Никифор опять посмотрел на часы.
— С тобой и сорок лет назад невозможно было спорить, — сказал он почти сердито и вдруг улыбнулся: — Помнишь, какие пароли сочиняла? И романисту, поди, не под силу!
Улыбнулась и старая Катерина:
— А то придумали конспирацию с кастрюлями. Бывало, подхожу к избе и шарю глазами на крылечке именно голубую без крышки…
Никифор расхохотался и полез в карман за платком.
— Сочинять, однако, ты стала горазда на старости лет.
— Да ведь так и было на самом деле. Такие мелочи ты не брал в толк. Ваня-то Ковров как начнет мне это сказывать, трясусь от смеха и возмущения и ничего с собой поделать не могу. А Ваня еще подбавляет: «Крепче, крепче запоминай! Не спутай кастрюлю с каской».
— Да, Ваня… — все веселье как выстудило из глаз Никифора, — геройский был парень.
Старая Катерина вспомнила и рассказала про Тялтину Лизку, про эту тонкогубую лихоманку, что тряслась за занавеской у окна в доме против Ваниной явки.
— Объявилась Лизка в райбольнице, — закончила она и в подробностях обрисовала недавнюю встречу и как писала письмо строгим людям.
Помнил! Здорово помнил Никифор тонкогубую. Побледнело у него лицо, и от досады он рубанул воздух ладонью. Что творится на белом свете! Что творится! Ухаживает за больными Тялтина потаскуха! Как провалилась в войну, и вот, на тебе, выплыла в белом халате. Сестра милосердия!

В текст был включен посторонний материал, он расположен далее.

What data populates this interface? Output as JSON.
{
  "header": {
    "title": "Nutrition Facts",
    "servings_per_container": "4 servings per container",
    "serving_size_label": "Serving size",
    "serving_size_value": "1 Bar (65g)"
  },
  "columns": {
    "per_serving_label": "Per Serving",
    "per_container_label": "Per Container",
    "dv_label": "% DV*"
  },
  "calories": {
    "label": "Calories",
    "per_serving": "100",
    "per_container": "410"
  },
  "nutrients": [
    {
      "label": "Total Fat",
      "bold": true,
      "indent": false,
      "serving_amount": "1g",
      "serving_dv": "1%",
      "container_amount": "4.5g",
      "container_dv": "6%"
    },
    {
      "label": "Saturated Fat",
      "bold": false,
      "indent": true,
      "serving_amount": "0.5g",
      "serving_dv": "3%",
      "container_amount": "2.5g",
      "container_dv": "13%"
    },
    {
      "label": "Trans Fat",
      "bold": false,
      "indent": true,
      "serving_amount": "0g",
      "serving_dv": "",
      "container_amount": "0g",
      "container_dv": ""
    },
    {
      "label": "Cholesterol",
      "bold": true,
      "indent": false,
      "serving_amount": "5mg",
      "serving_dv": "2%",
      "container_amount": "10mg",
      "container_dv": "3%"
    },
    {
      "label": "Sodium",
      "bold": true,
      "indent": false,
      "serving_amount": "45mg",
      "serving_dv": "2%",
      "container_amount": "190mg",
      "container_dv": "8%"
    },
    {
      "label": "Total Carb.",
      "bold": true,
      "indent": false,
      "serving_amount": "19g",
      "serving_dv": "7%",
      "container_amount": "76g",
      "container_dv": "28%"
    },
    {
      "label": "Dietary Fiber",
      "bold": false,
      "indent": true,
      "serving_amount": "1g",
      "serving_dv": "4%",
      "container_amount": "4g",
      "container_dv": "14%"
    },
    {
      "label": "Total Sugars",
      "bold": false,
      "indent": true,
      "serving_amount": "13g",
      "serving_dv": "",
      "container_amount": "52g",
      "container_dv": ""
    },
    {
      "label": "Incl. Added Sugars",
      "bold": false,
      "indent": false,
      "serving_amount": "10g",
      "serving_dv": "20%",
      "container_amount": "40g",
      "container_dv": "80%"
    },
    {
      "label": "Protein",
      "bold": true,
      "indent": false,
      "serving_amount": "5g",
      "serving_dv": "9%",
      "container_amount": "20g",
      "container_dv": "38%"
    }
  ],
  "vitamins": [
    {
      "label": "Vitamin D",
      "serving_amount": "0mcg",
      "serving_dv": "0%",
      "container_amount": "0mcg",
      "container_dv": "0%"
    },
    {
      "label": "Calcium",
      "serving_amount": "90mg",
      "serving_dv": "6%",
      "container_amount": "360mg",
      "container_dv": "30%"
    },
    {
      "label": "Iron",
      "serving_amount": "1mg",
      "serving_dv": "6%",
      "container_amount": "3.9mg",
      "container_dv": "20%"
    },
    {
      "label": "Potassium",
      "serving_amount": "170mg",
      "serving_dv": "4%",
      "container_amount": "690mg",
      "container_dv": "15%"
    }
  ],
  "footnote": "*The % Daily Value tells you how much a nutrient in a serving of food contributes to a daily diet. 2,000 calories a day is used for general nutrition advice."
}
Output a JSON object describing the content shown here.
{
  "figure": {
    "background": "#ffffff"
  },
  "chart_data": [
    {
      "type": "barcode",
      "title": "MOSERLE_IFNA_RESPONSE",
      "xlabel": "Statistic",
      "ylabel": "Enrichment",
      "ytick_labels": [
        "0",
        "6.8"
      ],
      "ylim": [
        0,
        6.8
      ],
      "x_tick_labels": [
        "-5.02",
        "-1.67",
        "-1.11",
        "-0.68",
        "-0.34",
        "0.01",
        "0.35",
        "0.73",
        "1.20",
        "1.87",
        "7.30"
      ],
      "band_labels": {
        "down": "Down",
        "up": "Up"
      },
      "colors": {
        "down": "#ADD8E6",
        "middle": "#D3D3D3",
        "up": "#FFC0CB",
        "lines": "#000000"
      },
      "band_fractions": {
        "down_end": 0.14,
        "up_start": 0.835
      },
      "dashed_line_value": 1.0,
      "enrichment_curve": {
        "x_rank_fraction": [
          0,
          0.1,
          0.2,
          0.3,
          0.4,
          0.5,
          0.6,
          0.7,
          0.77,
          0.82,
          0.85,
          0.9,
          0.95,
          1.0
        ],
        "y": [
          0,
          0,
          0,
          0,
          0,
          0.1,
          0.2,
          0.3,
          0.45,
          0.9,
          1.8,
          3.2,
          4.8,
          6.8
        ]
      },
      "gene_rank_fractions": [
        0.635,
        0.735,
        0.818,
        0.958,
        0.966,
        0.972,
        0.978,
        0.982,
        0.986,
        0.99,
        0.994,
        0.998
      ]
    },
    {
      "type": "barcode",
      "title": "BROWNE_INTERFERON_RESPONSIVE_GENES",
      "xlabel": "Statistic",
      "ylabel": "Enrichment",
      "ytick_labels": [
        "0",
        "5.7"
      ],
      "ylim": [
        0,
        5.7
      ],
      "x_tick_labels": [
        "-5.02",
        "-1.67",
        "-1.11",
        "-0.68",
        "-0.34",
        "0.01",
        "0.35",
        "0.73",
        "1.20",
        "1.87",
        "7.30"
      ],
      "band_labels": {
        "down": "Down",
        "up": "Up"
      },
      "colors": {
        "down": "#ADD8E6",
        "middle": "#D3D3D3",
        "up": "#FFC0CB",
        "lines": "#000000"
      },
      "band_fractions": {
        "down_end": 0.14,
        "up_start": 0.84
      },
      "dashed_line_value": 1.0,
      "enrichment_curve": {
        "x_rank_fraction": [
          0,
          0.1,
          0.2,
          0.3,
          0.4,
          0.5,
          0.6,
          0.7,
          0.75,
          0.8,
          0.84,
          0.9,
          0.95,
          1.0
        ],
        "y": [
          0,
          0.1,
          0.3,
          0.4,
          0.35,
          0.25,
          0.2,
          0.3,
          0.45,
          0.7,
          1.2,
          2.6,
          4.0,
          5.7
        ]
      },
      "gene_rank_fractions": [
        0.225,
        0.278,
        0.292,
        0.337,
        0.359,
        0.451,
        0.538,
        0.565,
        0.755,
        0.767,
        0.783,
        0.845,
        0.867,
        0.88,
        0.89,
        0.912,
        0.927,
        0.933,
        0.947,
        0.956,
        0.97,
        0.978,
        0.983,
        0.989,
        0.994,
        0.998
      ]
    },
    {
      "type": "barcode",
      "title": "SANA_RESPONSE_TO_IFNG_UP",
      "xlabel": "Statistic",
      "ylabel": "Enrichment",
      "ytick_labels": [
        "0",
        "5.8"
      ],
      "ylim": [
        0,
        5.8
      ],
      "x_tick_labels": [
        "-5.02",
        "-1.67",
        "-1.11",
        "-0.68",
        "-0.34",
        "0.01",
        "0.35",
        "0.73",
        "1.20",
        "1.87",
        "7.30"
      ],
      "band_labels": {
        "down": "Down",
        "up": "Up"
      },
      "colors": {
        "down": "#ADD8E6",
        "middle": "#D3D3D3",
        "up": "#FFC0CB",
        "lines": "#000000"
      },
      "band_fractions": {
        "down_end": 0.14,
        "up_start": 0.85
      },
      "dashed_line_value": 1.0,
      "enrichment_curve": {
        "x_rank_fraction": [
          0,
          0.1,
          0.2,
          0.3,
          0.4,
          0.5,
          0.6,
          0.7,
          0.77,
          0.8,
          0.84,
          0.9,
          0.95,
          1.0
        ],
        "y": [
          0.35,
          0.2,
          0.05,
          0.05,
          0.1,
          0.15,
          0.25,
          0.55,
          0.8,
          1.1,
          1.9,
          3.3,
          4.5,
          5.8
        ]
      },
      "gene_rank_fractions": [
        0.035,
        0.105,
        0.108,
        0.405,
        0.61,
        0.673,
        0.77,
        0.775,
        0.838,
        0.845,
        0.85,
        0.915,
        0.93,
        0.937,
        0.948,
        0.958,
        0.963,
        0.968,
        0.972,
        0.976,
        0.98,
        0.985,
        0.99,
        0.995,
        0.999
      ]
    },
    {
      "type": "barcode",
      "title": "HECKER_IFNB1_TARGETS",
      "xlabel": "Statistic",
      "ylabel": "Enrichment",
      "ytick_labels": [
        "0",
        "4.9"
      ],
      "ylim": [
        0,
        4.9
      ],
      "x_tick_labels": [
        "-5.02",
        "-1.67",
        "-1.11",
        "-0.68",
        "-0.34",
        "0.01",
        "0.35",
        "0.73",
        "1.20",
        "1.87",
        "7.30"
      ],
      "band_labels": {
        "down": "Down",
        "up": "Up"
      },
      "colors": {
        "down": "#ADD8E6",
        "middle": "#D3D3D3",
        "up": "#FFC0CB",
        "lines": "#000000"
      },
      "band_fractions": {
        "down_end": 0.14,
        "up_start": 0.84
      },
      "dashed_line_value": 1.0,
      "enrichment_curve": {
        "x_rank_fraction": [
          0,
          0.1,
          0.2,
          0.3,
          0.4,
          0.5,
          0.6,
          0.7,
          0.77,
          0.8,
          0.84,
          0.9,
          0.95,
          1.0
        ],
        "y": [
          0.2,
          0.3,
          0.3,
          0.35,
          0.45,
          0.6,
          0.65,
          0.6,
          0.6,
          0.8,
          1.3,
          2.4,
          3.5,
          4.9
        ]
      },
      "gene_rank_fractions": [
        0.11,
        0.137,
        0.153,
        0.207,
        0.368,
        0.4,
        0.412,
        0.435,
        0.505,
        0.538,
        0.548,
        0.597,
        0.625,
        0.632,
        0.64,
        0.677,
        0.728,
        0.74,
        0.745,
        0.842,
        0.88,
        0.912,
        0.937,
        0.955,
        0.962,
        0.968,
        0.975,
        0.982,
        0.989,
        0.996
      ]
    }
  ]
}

— Ты не обозналась? — на всякий случай спросил Никифор.
— Полно, — обиделась старая Катерина, присев на лавку, не сводила с Никифора встревоженных глаз, — памяти нету срока давности. Или ты думать по-другому начал?
Совсем старый становится Никифор, заметила она, сразу видно, когда возьмет его сильно печальное раздумье. Ярость и ненависть возвращают ему молодость. Так и бушует лицо.
— Значит, вместе поедем в больницу, — сказал Никифор, — очень сильно хочу я посмотреть эту медсестру, нету сил больше терпеть, как я этого хочу. Сегодня же поедем.
— Без нас разберутся, — спокойно возразила старая Катерина.
— А то — другое дело! — страстно воскликнул Никифор. — Пускай разбираются. Да вот Лизка приспособилась жить среди нас, и это я хочу видеть. И замшевого старичка, который уговаривал тебя не беспокоить больного и который не смог Коле Ивашову остановить кровь, хочу поглядеть и даму с нафабренными кудряшками, и остальных, что набросились и вывели тебя под руки. Мне очень дорого такое увидеть, а ты спокойно говоришь: без нас разберутся! Нам! Нам надо самим с замшевыми разобраться! Они-то вечно в сторонке, пересидели войну. Такие, как Лизка, к ним и прилипают в их трясину. Все у них, замшевых, наособицу!